Het charmeoffensief van Willem Holleeder

‘Ik ben een beest’, zegt Willem Holleeder (59). ‘Als je alles gelooft wat over mij gezegd is, dan ben ik een beest. Maar het omgekeerde is waar.’ Holleeder liet zich maandag van zijn beste kant zien. De uitspraak van de officier van justitie dat ‘Holleeder zich profileert als een joviale man’ ging ook tijdens de eerste zittingsdag op.

Justitie verdenkt Holleeder ervan, tussen 2002 en 2006, opdracht te hebben gegeven voor meerdere liquidaties in de Amsterdamse onderwereld. In een megaproces proberen zij de rechtbank ervan te overtuigen dat Holleeder het brein was achter de afrekeningen op John Mieremet, Kees Houtman, Thomas van der Bijl, Willem Endstra en zijn zwager, Cor van Hout.   

Een schil van wantrouwen

Holleeder en de voorzitter van de rechtbank, Frank Wieland, gingen met een ‘bird’s-eye view’ door de laatste decennia van de Amsterdamse criminaliteit heen. Als beginpunt werd de Heineken-ontvoering genomen. ‘Je moet ergens beginnen. Maar net als met de Tweede Wereldoorlog kun je geen startdatum geven. De aanleiding was niet het binnenvallen van Polen in 1939, maar het verdrag van Versailles en dat was weer een gevolg van de Eerste Wereldoorlog’, vatte Holleeders’ advocaat Sander Janssen het probleem samen.

Rechtbankvoorzitter Wieland: ‘Zit er een schil van wantrouwen om u heen?’

Holleeder: ‘Hoe bedoelt u?’

Wieland: ‘Mieremet dacht op een gegeven moment dat er in een vork afluisterapparatuur zat.’
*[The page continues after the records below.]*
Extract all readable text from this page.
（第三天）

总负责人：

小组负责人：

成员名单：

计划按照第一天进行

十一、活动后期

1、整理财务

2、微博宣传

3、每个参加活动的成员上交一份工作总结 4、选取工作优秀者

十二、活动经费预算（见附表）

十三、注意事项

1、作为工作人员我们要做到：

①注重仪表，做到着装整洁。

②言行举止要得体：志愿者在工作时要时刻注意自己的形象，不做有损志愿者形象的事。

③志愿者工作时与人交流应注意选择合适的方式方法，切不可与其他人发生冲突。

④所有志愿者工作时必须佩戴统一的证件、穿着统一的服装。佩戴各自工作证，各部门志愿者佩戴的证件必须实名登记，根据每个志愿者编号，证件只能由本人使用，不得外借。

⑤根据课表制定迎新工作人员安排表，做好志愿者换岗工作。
Holleeder: ‘De eerste aanslag op Cor (van Hout) was een kantelpunt. Nadat Cor was neergeschoten in 1996 in de Deurloostraat ben ik mezelf gaan beveiligen. Ik heb mijn golf laten bepantseren. Vanaf toen heb ik nog alleen maar in pantserauto’s gereden. Ik ben mezelf gaan beveiligen, maar ik ben niet paranoia geworden. Ik ben een nuchter denkend iemand.’

In de fik

Holleeder verklaart dat hij het geld van de Heinekenontvoering heeft geïnvesteerd in de Wallen. Zijn imperium bestond onder andere uit de Bananenbar en Casa Rosso. ‘Het was geen veilige investering. De zaken konden zo gesloten worden. Er zaten vergunningen op. Die de gemeente kon intrekken. Mieremet en Klepper konden de panden ook in de fik steken. Of wat ze tegenwoordig doen, op je zaak schieten zodat de gemeente het sluit.’ Wieland: ‘Of een handgranaat aan de deur vastmaken.’ Holleeder: ‘Dat is modern tegenwoordig.’

Wieland: ‘Frans Meijer (één van de ontvoerders van Heineken) heeft verklaard dat hij het losgeld van Heineken op het strand in de fik heeft gestoken. Gelooft u dat?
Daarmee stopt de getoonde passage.